We now analyze whether C.R.C.P. 98(a) also applies and requires a transfer of venue back to El Paso County.
2. C.R.C.P. 98(a)
Venue is proper under C.R.C.P. 98(a) if the subject of the claim affects "real property, franchises, or utilities," and the claim should be "tried in the county in which the subject of the action, or a substantial part thereof, is situated." To determine if venue is proper under C.R.C.P. 98(a), the substance of the action, rather than its form, controls. Colo. Nat'l Bank v. Dist. Court, 189 Colo. 522, 524-25, 542 P.2d 853, 855-56 (1975). In the context of C.R.C.P. 98(a), the term "affected" means that the subject of the claim must relate to the "title, lien, injury, quality, or possession" of the property, franchises, or utilities. Craft v. Stumpf, 115 Colo. 181, 182, 170 P.2d 779, 780 (1946).
C.R.C.P. 98(a) provides that, "All actions affecting real property, franchises, or utilities shall be tried in the county in which the subject of the action, or a substantial part thereof, is situated."
However, as we implicitly held in Eagle I and make explicit here, when the requested relief is directed to the validity and operative effect of H.B. 1041 county land use regulations, there is no issue as to the title, lien, injury, quality or possession of the property, franchises, or utilities within the meaning of C.R.C.P. 98(a).
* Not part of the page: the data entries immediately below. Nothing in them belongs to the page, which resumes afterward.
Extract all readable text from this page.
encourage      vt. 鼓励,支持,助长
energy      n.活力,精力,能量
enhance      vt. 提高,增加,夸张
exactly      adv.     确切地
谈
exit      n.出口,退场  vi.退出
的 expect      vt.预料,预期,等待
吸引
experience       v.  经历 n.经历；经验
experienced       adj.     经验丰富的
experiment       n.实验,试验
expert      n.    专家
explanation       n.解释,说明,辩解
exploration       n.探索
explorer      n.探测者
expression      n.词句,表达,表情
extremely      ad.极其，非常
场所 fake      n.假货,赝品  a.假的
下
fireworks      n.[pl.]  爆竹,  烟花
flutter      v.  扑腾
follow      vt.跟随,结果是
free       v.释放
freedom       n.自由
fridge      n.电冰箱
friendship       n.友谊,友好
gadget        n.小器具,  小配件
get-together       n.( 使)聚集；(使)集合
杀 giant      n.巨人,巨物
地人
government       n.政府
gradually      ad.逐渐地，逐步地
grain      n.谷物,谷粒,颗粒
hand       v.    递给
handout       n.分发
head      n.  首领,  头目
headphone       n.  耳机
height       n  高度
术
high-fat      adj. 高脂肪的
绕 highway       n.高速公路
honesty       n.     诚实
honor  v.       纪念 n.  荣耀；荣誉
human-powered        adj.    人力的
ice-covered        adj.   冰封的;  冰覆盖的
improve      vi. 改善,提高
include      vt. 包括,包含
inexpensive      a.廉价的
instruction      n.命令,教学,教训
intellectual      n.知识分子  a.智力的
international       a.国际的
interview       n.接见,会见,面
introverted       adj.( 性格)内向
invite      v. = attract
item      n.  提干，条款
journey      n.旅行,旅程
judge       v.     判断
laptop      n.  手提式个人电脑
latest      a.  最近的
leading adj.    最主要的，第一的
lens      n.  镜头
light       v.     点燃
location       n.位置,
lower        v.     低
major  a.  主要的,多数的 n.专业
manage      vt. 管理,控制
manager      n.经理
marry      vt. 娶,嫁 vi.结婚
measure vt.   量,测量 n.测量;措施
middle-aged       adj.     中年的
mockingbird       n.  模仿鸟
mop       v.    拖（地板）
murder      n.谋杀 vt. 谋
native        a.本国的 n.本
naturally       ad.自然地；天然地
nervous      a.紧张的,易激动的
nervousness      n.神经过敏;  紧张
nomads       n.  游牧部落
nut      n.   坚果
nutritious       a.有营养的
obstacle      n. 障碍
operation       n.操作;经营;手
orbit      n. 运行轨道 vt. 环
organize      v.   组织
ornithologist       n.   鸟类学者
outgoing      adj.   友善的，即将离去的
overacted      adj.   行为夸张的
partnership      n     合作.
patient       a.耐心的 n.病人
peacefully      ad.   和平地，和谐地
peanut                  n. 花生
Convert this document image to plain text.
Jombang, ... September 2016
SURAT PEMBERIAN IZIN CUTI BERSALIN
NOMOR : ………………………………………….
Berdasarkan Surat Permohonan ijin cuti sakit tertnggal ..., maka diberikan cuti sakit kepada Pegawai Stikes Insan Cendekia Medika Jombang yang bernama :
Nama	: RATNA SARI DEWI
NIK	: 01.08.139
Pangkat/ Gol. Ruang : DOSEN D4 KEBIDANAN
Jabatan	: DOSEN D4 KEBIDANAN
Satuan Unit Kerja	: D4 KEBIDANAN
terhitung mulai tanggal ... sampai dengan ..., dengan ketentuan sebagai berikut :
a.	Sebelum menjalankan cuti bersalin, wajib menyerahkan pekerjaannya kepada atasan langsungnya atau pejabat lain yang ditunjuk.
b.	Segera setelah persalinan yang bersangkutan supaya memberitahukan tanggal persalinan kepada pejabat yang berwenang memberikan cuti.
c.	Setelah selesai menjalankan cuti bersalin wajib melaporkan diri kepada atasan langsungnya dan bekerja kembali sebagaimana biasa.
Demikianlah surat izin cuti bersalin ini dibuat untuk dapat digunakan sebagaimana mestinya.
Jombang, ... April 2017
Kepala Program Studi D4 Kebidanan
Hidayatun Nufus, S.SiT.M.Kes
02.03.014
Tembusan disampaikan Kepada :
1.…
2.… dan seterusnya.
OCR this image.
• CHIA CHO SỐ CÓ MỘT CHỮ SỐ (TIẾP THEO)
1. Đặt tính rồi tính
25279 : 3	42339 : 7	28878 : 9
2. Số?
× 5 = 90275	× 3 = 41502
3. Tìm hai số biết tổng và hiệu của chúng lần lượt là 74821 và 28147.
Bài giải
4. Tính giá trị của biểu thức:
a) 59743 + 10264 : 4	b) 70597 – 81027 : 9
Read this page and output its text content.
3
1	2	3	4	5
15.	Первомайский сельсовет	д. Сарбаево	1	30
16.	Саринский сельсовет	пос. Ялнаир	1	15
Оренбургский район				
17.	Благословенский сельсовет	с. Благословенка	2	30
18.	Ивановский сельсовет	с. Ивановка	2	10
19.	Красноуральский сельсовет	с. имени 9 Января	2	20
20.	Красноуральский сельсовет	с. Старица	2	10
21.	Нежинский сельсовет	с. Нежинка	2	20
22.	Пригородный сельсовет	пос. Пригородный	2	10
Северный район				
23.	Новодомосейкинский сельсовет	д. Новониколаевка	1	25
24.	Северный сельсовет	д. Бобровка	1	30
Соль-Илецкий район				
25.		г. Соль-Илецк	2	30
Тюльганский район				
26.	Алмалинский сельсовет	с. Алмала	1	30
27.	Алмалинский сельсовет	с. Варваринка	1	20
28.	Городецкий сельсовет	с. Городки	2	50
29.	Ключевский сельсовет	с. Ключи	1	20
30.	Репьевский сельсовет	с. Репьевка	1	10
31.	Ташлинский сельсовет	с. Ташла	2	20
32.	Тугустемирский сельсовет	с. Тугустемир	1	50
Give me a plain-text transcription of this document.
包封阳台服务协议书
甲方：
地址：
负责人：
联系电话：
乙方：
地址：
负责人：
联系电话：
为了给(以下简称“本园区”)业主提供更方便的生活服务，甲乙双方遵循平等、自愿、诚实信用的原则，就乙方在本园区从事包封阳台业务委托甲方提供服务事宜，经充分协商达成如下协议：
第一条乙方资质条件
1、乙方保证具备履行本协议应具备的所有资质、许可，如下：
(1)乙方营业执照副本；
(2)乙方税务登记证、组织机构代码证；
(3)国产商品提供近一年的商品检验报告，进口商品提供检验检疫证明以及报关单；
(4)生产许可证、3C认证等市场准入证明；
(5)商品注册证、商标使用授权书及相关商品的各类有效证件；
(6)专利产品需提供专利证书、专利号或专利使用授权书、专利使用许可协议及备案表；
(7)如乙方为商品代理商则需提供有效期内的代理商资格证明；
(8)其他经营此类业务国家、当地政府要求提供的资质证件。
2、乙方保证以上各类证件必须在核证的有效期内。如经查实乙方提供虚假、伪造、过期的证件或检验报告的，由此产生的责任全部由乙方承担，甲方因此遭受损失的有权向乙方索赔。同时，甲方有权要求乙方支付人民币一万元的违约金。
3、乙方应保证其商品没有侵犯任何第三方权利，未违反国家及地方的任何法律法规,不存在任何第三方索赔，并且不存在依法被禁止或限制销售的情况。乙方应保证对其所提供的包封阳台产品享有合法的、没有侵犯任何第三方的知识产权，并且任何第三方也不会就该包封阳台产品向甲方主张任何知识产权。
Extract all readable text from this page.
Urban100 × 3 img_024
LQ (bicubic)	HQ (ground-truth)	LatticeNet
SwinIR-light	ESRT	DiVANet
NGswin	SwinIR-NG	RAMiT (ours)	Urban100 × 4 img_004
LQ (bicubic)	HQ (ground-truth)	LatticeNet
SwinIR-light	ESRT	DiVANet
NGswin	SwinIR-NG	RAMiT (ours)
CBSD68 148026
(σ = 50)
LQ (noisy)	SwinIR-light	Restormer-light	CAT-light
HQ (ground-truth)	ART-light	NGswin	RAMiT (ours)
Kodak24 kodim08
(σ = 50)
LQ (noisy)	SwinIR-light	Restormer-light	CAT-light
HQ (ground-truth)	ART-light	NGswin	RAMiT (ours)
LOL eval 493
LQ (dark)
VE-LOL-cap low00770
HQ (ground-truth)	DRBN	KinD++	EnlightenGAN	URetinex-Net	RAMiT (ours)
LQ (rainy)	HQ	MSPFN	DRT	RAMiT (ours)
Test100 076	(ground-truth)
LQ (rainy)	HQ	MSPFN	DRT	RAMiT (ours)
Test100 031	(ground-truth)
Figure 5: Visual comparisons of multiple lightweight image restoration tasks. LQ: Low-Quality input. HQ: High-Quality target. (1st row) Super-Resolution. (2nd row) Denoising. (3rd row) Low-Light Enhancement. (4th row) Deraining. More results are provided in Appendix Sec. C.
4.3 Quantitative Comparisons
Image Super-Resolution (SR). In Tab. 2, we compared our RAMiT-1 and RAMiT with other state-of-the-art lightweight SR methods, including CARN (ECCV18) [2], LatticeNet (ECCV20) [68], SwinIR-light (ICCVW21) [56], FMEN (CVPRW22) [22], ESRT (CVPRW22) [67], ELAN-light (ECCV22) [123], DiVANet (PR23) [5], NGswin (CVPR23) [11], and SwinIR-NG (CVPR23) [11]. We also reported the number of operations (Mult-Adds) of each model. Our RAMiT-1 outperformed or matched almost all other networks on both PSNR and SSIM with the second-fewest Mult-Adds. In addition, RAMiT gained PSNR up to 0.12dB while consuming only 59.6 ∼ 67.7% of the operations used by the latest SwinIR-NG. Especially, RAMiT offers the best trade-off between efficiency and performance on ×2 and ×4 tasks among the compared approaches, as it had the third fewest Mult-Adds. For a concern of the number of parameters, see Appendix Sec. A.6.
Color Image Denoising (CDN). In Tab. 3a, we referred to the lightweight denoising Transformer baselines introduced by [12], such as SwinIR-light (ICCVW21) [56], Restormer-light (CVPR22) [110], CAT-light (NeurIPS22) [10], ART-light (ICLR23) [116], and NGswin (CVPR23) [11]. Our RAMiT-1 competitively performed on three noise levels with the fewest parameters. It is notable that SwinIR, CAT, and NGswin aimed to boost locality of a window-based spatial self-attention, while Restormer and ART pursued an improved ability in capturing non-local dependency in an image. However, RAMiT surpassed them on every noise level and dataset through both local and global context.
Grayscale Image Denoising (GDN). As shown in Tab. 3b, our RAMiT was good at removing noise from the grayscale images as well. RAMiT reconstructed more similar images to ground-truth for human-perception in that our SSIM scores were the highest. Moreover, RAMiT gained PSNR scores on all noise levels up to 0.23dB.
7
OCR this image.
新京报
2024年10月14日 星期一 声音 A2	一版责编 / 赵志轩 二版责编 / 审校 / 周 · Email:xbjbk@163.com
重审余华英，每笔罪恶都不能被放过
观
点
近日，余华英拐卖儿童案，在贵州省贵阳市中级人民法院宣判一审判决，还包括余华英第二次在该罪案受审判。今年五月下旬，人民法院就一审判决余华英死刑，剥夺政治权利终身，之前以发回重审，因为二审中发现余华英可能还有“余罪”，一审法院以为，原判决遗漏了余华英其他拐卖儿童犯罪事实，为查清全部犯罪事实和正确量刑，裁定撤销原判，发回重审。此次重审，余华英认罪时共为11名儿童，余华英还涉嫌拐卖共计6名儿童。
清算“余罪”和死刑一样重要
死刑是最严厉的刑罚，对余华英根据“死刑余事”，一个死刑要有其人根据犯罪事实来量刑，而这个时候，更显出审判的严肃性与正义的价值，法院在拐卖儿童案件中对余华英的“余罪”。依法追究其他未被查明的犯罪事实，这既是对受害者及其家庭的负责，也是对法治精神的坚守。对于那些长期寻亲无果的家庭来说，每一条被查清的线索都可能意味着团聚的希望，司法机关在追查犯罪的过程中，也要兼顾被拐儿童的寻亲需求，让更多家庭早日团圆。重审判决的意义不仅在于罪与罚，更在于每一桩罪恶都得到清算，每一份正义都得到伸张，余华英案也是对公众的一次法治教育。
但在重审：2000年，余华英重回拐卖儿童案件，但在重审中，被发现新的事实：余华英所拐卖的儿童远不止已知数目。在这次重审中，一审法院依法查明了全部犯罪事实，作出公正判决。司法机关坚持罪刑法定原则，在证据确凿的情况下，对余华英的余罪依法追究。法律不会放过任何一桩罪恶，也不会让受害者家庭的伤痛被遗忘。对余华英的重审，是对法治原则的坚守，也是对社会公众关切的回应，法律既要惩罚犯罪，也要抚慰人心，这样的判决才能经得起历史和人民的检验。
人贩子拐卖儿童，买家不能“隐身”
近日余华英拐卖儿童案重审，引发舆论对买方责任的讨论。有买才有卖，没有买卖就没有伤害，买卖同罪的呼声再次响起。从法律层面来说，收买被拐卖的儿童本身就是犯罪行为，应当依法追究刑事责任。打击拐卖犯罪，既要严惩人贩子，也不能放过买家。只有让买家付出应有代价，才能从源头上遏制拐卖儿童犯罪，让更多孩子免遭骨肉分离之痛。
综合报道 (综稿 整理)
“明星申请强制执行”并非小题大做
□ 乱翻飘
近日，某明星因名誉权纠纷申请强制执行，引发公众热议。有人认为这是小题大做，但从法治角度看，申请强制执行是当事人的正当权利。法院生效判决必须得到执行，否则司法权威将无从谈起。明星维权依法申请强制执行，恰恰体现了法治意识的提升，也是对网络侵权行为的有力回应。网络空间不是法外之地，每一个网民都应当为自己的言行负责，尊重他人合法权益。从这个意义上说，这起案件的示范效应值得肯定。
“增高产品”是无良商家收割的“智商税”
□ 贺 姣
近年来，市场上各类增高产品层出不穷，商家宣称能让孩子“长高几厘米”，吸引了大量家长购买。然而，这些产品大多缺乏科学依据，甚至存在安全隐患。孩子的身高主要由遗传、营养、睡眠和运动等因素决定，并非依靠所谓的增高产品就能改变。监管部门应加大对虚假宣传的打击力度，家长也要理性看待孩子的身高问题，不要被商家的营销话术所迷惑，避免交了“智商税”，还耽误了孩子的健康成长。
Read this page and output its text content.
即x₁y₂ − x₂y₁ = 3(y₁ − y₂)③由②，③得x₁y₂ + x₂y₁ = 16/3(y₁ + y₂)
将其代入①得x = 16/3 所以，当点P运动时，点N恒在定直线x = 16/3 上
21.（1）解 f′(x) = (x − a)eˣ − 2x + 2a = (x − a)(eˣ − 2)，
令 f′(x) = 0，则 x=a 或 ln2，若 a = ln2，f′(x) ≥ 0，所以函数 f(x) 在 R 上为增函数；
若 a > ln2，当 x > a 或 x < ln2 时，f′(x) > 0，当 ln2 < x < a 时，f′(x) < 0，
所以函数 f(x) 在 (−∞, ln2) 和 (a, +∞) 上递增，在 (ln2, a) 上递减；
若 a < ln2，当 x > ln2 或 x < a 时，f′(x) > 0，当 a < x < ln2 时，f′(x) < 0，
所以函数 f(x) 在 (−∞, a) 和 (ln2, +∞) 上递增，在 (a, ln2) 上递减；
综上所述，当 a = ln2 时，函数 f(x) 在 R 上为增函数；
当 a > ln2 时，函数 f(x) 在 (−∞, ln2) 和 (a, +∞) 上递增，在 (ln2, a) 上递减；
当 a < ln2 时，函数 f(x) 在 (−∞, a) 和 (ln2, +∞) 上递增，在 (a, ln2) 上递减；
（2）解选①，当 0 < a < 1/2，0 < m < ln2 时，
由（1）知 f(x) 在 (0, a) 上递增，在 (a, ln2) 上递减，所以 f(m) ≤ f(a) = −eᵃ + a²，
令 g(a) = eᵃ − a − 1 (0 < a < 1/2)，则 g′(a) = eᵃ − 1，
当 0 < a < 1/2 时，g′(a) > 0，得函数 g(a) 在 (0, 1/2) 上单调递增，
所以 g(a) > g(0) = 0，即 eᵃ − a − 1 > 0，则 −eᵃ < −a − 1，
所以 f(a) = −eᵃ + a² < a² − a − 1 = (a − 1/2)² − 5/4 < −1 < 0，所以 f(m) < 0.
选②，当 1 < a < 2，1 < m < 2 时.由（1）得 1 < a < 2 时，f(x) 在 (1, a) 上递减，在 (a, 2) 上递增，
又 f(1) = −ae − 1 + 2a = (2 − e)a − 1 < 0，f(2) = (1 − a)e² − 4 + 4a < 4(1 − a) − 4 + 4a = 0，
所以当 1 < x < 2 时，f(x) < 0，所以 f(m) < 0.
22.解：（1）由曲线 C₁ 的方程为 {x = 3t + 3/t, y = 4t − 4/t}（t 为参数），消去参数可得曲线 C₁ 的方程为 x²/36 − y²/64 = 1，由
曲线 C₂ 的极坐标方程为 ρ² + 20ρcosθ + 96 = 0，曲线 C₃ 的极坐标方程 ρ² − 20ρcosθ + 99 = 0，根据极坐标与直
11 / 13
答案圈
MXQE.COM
Eagle I, 632 P.2d at 1021.
The Pueblo County Board passed the amended regulations in its official capacity, and the regulations address facilities planned to be located in Pueblo County and impacts that may occur there. That the City's planning for project features and water delivery in El Paso County may ultimately be impacted by such regulation, does not mandate venue in the El Paso County District Court.
Alternatively, the City asserts that C.R.C.P. 98(a) and 98(b)(2) apply equally; thus, the City may choose the venue. Ordinarily, the party filing the lawsuit may select the venue when there is more than one proper location. 7 Utes Corp., 702 P.2d at 266; Welborn v. Bucci, 95 Colo. 478, 37 P.2d 399 (1934); Smith v. Huber, 666 P.2d 1122, 1124 (Colo.App. 1983). However, in this case, we reject the City's argument that venue is proper under both C.R.C.P. 98(a) and 98(b)(2).
The controlling venue issue turns on the residence of the governmental body that adopted the challenged land use regulations. Although the City contends that its action "affects utilities" and that C.R.C.P. 98(a) mandates and/or allows venue in El Paso County, the substance of its complaint addresses the validity and enforceability of the Pueblo County Board's adoption of the challenged H.B. 1041 land use regulation. Thus, venue is proper only in the Pueblo County District Court pursuant to C.R.C.P. 98(b)(2).
Given the nature of this lawsuit and the requirements of C.R.C.P. 98(b)(2), we do not find the City's waiver and estoppel arguments sufficient to justify the transfer of venue back to the El Paso County District Court.
III.
Accordingly, we determine that the venue of this lawsuit must remain with the Pueblo County District Court. The trial courts did not err, and we discharge the rule.